Hamilton Paths in n-Wheel Graph According to wolfram, $n$-wheel graphs have $4(n-1)(n-2)$ Hamilton paths in them. 
$n$-wheel graph = http://mathworld.wolfram.com/WheelGraph.html
http://mathworld.wolfram.com/HamiltonianPath.html here it states that n-wheel graphs have $4(n-1)(n-2)$ Hamilton paths in them. 
Does anyone know a good explanation or proof to this statement?
I cant seem to understand how they reached this number . 
Thanks!
 A: The Mathworld link counts the number of directed Hamiltonian paths. I will count the number of undirected paths, which can each be oriented in two ways. Let the spokes of $W_n$ be the edges incident with the vertex of degree $n-1$ (the hub). Let the rim vertices be the vertices different from the hub. 
First count the number of Hamiltonian paths having exactly 1 spoke. There are $n-1$ spokes, and each spoke corresponds to 2 Hamiltonian paths (counterclockwise & clockwise). So there are $2(n-1)$ such paths.

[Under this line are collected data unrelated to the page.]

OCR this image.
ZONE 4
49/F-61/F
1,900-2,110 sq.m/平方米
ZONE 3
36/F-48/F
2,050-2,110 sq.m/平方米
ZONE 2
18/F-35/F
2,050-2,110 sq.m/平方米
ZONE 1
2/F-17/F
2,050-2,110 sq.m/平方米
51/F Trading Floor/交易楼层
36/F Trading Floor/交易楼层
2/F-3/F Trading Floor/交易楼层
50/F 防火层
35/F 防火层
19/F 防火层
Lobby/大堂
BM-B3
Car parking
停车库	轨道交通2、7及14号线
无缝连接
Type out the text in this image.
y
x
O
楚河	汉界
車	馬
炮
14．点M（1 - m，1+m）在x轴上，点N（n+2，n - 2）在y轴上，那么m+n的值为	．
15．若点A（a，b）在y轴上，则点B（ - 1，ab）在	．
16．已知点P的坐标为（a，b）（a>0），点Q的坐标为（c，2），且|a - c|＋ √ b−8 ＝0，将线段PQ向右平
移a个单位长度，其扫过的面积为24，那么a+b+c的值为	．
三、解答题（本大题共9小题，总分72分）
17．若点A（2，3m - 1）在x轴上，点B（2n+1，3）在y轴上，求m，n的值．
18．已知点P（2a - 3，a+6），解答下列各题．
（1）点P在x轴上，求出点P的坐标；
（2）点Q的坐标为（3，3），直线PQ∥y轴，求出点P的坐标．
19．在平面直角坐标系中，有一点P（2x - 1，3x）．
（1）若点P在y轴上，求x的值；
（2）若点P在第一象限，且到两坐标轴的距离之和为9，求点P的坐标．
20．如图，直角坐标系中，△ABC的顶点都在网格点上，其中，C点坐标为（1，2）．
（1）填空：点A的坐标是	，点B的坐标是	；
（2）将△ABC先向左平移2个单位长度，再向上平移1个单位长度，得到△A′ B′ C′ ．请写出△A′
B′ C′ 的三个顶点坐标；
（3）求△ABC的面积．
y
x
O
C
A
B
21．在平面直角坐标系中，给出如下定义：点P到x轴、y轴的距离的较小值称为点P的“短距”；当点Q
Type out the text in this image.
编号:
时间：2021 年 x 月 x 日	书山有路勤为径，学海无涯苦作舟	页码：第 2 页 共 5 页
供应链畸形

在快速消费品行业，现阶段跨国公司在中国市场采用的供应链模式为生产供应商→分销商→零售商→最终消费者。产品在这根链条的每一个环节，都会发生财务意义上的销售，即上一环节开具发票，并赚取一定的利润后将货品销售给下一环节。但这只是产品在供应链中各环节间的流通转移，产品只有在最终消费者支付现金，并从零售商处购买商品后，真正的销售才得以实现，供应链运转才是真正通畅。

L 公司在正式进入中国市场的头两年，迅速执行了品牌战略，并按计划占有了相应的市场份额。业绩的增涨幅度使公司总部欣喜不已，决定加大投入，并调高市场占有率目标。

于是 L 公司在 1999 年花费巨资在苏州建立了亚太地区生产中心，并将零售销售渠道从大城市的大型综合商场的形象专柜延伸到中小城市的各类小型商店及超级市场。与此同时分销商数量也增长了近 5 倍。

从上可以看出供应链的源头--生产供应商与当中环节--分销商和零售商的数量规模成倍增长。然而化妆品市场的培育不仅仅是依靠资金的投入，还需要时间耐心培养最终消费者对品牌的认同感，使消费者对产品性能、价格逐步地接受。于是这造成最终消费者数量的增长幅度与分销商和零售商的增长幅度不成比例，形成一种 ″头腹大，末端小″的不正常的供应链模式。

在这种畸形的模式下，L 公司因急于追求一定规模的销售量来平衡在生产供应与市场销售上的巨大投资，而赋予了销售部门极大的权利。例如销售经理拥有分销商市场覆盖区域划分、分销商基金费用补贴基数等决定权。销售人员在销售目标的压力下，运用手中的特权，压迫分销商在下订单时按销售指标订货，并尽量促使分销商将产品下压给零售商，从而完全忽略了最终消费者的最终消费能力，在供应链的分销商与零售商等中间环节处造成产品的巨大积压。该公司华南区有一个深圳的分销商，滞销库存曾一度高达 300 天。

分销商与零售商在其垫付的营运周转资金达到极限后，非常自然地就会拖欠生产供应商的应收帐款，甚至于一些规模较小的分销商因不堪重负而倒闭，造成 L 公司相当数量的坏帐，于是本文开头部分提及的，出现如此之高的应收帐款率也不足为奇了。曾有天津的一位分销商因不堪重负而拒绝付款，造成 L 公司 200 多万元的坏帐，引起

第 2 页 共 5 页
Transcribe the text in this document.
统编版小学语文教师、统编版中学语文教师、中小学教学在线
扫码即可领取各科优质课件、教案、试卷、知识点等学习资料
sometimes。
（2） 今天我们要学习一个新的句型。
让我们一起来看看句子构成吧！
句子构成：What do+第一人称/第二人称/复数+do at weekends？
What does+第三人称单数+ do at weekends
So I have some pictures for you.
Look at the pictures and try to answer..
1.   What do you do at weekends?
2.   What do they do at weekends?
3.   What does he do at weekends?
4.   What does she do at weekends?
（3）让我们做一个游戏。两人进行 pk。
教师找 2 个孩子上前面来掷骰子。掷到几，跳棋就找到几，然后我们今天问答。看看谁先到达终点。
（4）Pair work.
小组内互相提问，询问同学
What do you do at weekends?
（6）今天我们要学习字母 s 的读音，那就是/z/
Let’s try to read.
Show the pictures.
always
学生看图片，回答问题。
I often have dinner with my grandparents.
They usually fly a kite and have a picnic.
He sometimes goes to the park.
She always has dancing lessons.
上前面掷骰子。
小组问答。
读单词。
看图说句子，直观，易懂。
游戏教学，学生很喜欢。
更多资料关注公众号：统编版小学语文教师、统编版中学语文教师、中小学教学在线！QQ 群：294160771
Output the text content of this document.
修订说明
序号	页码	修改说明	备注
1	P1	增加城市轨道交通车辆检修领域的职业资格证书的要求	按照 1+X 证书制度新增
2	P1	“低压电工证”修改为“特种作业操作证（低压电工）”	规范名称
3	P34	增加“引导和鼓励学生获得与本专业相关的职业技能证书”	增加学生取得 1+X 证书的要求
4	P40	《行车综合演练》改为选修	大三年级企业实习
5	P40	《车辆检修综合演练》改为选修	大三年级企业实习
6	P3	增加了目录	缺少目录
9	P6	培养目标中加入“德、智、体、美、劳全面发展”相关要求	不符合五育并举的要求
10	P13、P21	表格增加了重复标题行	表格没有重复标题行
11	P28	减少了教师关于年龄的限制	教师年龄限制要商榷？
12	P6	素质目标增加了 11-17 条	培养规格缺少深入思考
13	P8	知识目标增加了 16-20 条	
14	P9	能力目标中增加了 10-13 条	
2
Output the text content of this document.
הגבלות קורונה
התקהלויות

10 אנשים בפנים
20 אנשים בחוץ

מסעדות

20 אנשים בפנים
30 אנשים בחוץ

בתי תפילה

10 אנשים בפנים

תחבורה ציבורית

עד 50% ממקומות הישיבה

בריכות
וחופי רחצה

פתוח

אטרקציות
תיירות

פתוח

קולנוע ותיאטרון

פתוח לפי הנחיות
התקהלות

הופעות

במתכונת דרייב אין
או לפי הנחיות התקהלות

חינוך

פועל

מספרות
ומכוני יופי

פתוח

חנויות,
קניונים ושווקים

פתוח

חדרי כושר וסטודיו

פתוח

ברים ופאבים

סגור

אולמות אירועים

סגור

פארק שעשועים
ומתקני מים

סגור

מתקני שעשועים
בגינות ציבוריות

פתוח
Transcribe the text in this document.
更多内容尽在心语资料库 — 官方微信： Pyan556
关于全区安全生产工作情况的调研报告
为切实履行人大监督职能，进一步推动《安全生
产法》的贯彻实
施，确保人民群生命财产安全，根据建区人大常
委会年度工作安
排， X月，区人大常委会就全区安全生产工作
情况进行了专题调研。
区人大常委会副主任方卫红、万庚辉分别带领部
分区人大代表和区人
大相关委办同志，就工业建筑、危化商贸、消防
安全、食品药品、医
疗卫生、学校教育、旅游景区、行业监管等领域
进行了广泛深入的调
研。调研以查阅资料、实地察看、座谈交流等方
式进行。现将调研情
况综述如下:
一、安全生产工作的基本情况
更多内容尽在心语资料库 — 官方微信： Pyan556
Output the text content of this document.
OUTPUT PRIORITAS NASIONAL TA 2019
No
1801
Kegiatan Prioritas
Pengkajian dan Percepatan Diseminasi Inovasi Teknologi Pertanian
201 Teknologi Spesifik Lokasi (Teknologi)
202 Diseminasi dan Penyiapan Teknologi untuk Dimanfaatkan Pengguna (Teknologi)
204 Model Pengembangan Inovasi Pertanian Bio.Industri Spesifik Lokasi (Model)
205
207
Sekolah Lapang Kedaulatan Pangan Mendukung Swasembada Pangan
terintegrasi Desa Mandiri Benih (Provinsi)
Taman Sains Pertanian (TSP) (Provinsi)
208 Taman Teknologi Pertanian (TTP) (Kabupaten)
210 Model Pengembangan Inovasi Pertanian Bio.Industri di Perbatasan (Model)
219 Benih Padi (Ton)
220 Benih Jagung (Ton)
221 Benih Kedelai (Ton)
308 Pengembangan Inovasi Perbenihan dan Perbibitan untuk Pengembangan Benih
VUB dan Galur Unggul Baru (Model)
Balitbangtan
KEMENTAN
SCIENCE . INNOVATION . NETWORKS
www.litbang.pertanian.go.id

Now consider the number of Hamiltonian paths having 2 spokes. Consider two cases: 1) the rim vertices incident with the spokes are adjacent 2) the rim vertices incident with the spokes are not adjacent. In Case 1, there are $n-1$ ways to choose the spokes, and once the spokes are chosen, the start and end vertices of the path can be chosen in $n-2$ ways, for $(n-1)(n-2)$ paths. In Case 2, there are $\left(\binom{n-1}{2} - (n-1)\right) = \frac{(n-1)(n-4)}{2}$ ways to choose the spokes, and each choice of spokes corresponds to 2 Hamiltonian paths (counterclockwise & clockwise), for $(n-1)(n-4)$ paths.
Thus the total number of undirected Hamiltonian paths is:
$$2(n-1) + (n-1)(n-2) + (n-1)(n-4) = 2(n-1)(n-2)$$
A: We can exhaust all the paths.  Maybe there's a more elegant way, but here goes.
Let $(v_1, v_2, \ldots, v_{n - 1})$  an ordering of the $n - 1$ vertices outside the wheel.  That is, $v_iv_{i+1}$ is an edge, modulo $n - 1$.
It helps to draw a wheel and label the vertices in a clockwise fashion.
Call the center of the wheel $c$.
Let's look at the paths in which $v_1$ is the start and some $v_j$ is the end.
If $j = 2$, the Hamiltonian path has to travel the wheel cycle backwards, visiting $c$ after some vertex $v_k$ and coming back on the cycle at $v_{k - 1}$.
So the path is of the form $v_1v_{n - 1}v_{n-2} \ldots v_kcv_{k-1} \ldots v_3v_2$.
Now, $v_k$ can be any vertex but $v_2$, so there are $n - 2$ such paths.
If $j = n - 1$, the same argument applies, but we travel the cycle forward.  So there are also $n- 1$ such paths.
If $j$ is another value, then the "clockwise" path travels to $v_{j - 1}$, then $c$, then $v_{n - 1}$ and then counterclockwise to $v_j$.  The only other path does the same but in the reverse order (go to $v_{j - 1}$, $c$, $v_2$ and $v_j$).  So that's two of them.  Now, $j$ can take up to $n - 4$ values, so that's $2(n - 4)$ such paths.
And finally, if the path starts at $v_1$ and ends at $c$, there are two such paths - those that travel the wheel cycle in the two directions. 
In total, there are $2(n - 1) + 2(n - 4) + 2 = 4n -10$ paths that start at $v_1$.  In total that's $(4n - 10)(n - 1)$ paths that start at a vertex on a wheel.
If the path starts at $c$ and ends at say $v_1$, then there are two such paths.
So $2(n - 1)$ paths start at $c$.
That's it !  We have them all.  The grand total of paths is $(4n - 10)(n - 1) + 2(n - 1) = (4n - 8)(n - 1) = 4(n - 2)(n - 1)$.